The tragedy of that epoch in New York City life was amplified by long-standing grievances and misunderstandings by both communities — something that Smith documented in a series of interviews with key players that formed the basis for her 1992 play.

Like Smith, Washington delivers a tour-de-force performance that makes limited use of props — a head shawl, a pair of glasses, a teacup — to suggest each of his characters in the broadest physical strokes.

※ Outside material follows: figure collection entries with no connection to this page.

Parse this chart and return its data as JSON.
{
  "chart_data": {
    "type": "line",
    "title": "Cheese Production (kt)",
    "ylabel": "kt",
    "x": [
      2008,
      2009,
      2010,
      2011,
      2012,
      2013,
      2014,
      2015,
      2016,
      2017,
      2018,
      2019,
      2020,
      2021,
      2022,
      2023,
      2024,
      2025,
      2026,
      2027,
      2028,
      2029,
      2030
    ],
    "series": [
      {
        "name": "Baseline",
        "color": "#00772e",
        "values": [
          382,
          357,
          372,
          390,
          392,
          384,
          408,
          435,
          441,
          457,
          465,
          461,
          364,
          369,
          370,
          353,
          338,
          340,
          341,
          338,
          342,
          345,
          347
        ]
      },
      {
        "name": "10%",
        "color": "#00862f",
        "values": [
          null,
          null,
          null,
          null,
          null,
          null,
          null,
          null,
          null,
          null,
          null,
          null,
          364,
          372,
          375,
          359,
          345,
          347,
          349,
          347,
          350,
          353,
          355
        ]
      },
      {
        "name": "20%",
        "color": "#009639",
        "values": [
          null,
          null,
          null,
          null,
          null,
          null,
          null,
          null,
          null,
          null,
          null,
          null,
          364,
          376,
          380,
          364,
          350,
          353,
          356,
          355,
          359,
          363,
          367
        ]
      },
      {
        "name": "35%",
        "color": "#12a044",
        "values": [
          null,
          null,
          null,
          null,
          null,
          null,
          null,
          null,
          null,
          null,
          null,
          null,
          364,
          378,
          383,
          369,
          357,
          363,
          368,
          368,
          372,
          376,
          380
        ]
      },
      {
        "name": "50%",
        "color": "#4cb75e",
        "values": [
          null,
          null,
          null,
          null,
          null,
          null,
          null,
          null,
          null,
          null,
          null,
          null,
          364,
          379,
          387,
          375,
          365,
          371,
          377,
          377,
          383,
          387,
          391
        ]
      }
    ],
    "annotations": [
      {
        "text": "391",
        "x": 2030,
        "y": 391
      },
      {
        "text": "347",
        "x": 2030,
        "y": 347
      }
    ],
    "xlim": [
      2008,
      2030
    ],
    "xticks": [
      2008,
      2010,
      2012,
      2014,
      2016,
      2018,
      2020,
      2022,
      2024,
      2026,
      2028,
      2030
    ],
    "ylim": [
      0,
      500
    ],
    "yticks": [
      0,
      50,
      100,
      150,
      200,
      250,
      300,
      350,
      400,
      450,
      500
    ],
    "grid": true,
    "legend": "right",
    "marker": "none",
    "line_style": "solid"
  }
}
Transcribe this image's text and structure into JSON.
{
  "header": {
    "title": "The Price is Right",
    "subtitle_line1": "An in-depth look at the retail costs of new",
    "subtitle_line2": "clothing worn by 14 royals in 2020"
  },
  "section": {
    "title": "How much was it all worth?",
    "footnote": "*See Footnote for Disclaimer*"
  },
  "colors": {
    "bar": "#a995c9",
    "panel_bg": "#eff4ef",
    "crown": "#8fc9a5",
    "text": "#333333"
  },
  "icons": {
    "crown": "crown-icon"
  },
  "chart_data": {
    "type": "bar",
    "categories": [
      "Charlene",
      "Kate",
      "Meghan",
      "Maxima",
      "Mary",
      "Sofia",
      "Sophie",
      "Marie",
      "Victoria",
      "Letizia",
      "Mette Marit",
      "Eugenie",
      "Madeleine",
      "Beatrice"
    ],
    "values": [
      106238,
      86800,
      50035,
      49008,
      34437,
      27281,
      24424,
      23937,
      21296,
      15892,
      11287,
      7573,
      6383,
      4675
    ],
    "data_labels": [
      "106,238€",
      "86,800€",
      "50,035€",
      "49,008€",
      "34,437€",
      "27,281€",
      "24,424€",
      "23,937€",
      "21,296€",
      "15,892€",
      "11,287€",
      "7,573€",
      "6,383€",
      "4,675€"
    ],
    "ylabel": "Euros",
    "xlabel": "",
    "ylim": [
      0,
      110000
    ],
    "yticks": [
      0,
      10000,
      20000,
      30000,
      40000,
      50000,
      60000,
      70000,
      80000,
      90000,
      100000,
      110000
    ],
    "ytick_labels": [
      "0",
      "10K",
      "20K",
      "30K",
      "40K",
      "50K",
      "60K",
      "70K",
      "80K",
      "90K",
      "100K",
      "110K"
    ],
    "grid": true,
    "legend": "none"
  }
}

He leans heavily on vocal distinctions, both accents and pacing, as well as posture to portray individuals from very different backgrounds and walks of life.

He’s also slavishly faithful to the transcription of Smith’s interviews with the various characters in the drama, black and white, Christian and Jew — though sometimes his insertions of ums and uhs sound more like read-backs of a transcription than the natural utterances of people stumbling for the right words.

What emerges most clearly in director Saheem Ali’s thoughtful revival is both the technical brilliance of Smith’s play — anticipating as it did other documentary-style theatrical works like “The Laramie Project” and even the output of the Elevator Repair Service company — as well as the sturdiness and durability of its craftsmanship. This is a one-person show that doesn’t depend on its creator alone to bring it to full and vibrant life.